Donovan in particular was incensed, as he saw the story as an attempt to injure a player who had committed no transgression. Not only was online poker not against NCAA student-athlete rules, said the coach, but the NCAA is extremely proactive in warding against gambling scandals.

Donovan went so far as to say that the NCAA "basically worked with the mafia," according to a quote in the Gainseville Sun. He was discussing methods the college association used to detect and guard against gambling corruption, such as observation of suspicious betting patterns.

Ed Crumley, Online Casino Advisory sports analyst, thought Donovan's comment telling in many ways. "While it is clear that the NCAA has legislated against sports gambling, online poker, Internet casino gambling, or other gaming not involving sports do not disqualify the athlete. But while defending his player, Coach Donovan shows ignorance on the subject himself.
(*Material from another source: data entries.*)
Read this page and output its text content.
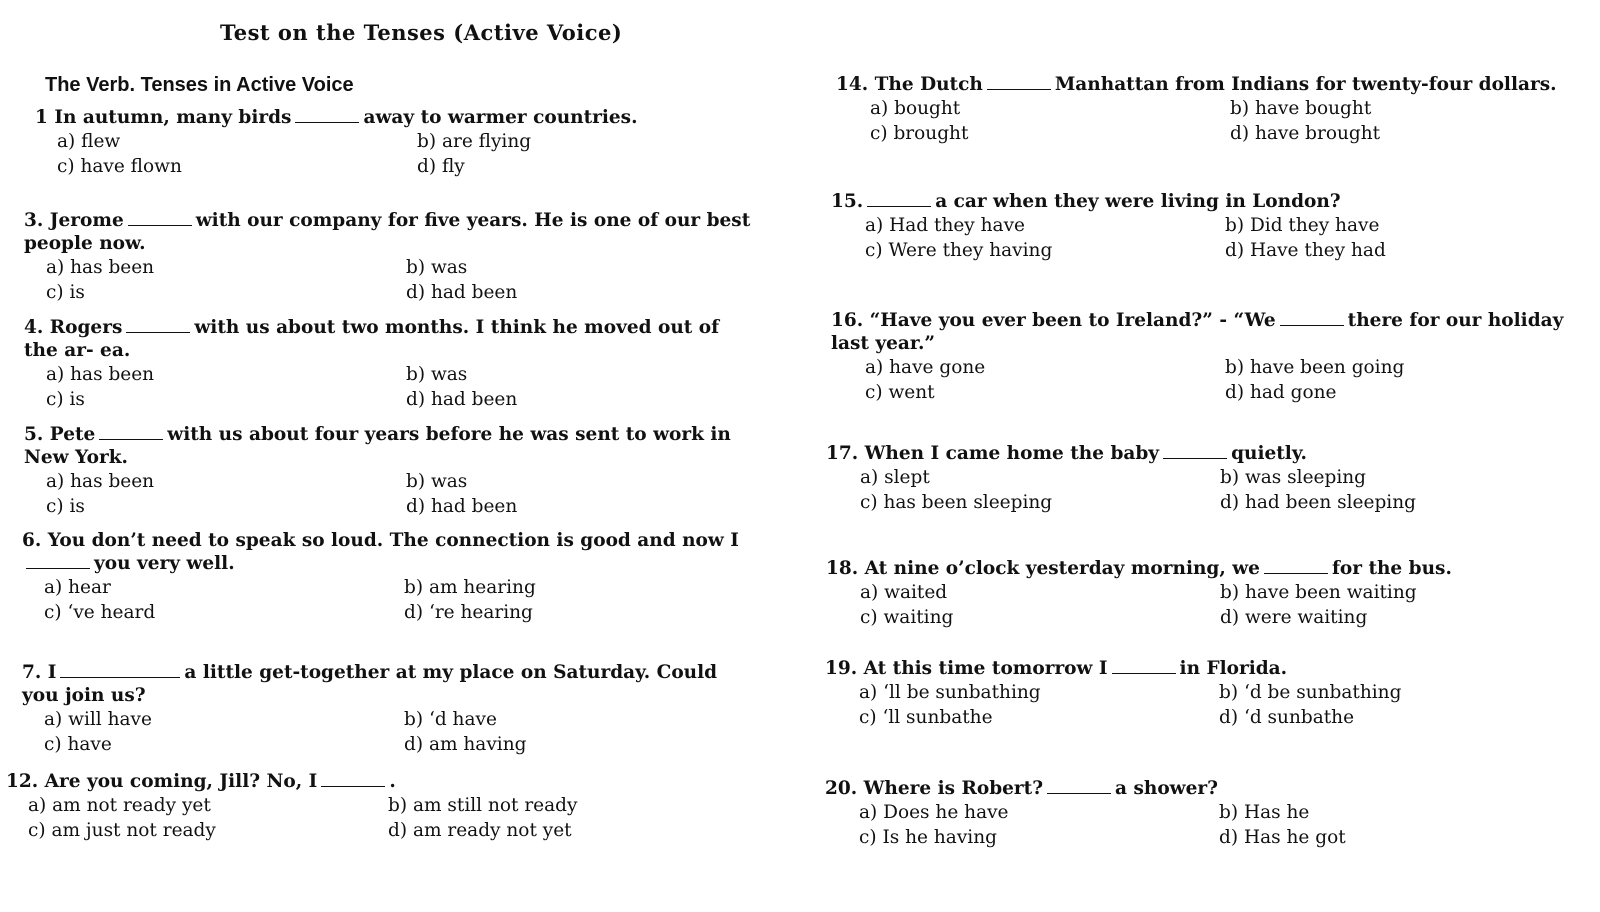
Test on the Tenses (Active Voice)
The Verb. Tenses in Active Voice
1 In autumn, many birds	away to warmer countries.
a) flew	b) are flying
c) have flown	d) fly
3. Jerome	with our company for five years. He is one of our best people now.
a) has been	b) was
c) is	d) had been
4. Rogers	with us about two months. I think he moved out of the ar- ea.
a) has been	b) was
c) is	d) had been
5. Pete	with us about four years before he was sent to work in New York.
a) has been	b) was
c) is	d) had been
6. You don’t need to speak so loud. The connection is good and now Iyou very well.
a) hear	b) am hearing
c) ‘ve heard	d) ‘re hearing
7. I	a little get-together at my place on Saturday. Could you join us?
a) will have	b) ‘d have
c) have	d) am having
12. Are you coming, Jill? No, I	.
a) am not ready yet	b) am still not ready
c) am just not ready	d) am ready not yet
14. The Dutch	Manhattan from Indians for twenty-four dollars.
a) bought	b) have bought
c) brought	d) have brought
15.	a car when they were living in London?
a) Had they have	b) Did they have
c) Were they having	d) Have they had
16. “Have you ever been to Ireland?” - “We	there for our holiday last year.”
a) have gone	b) have been going
c) went	d) had gone
17. When I came home the baby	quietly.
a) slept	b) was sleeping
c) has been sleeping	d) had been sleeping
18. At nine o’clock yesterday morning, we	for the bus.
a) waited	b) have been waiting
c) waiting	d) were waiting
19. At this time tomorrow I	in Florida.
a) ‘ll be sunbathing	b) ‘d be sunbathing
c) ‘ll sunbathe	d) ‘d sunbathe
20. Where is Robert?	a shower?
a) Does he have	b) Has he
c) Is he having	d) Has he got
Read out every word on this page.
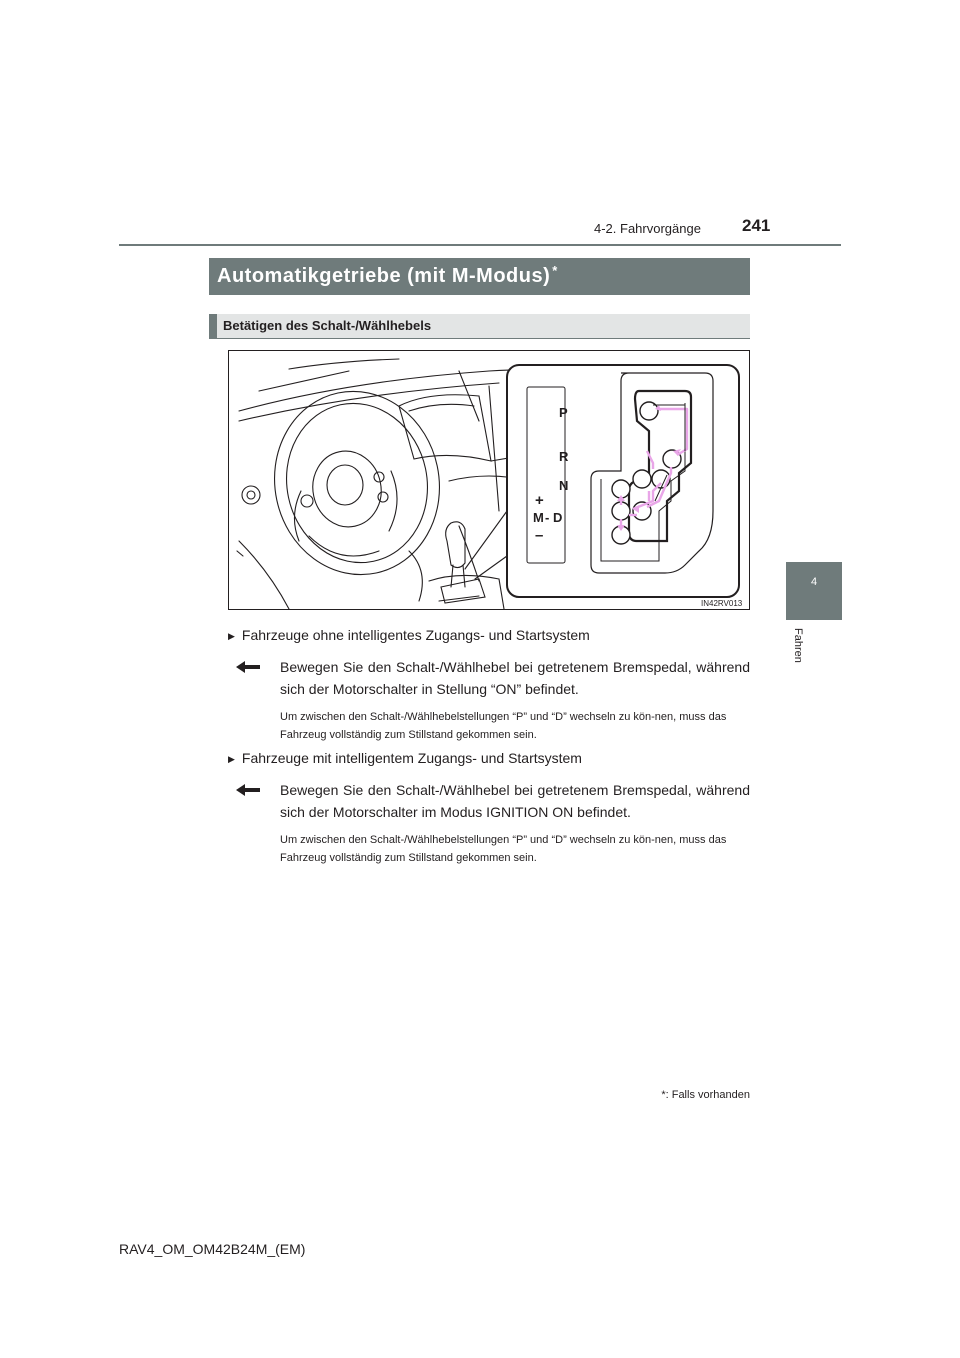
4-2. Fahrvorgänge 241
4
Fahren
Automatikgetriebe (mit M-Modus) *
Betätigen des Schalt-/Wählhebels
P
R
N
D
M -
+
–
IN42RV013
▶ Fahrzeuge ohne intelligentes Zugangs- und Startsystem
Bewegen Sie den Schalt-/Wählhebel bei getretenem Bremspedal, während sich der Motorschalter in Stellung “ON” befindet.
Um zwischen den Schalt-/Wählhebelstellungen “P” und “D” wechseln zu kön-nen, muss das Fahrzeug vollständig zum Stillstand gekommen sein.
▶ Fahrzeuge mit intelligentem Zugangs- und Startsystem
Bewegen Sie den Schalt-/Wählhebel bei getretenem Bremspedal, während sich der Motorschalter im Modus IGNITION ON befindet.
Um zwischen den Schalt-/Wählhebelstellungen “P” und “D” wechseln zu kön-nen, muss das Fahrzeug vollständig zum Stillstand gekommen sein.
*: Falls vorhanden
RAV4_OM_OM42B24M_(EM)
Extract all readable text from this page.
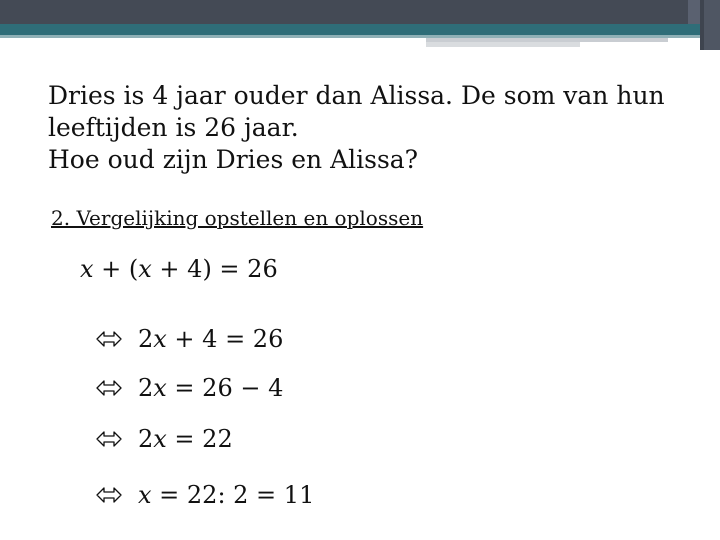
Dries is 4 jaar ouder dan Alissa. De som van hun
leeftijden is 26 jaar.
Hoe oud zijn Dries en Alissa?
2. Vergelijking opstellen en oplossen
𝑥 + (𝑥 + 4) = 26
2𝑥 + 4 = 26
2𝑥 = 26 − 4
2𝑥 = 22
𝑥 = 22: 2 = 11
"By mentioning some affiliation between the NCAA and organized crime, Donovan foolishly raises the mistaken stereotype of gambling operators as criminals. If he were more aware of the subject, he would know that the NCAA is only duplicating steps taken long ago in Europe.

"That is, a cooperative process between sports leagues and online casinos, online casinos being legitimate businesses. The process of sharing information regarding wagers and unusual movement of lines has worked for the NCAA and Nevada casino sportsbooks, notably in the case of busted Arizona State point guard Stevin Smith.

"Donovan seems to realize that the sharing of information with gambling outlets helps the NCAA avoid corruption and gambling pitfalls, but he hasn't learned that the stigma of gambling is undeserved, and certainly not mob-based.

"The best thing for Donovan, Florida Gator basketball, and the NCAA would be transparent gambling media, in partnership with well-regulated online casinos. Such a relationship would help keep college sports free of gambling issues, and only leave the massive problem of booster influence to resolve."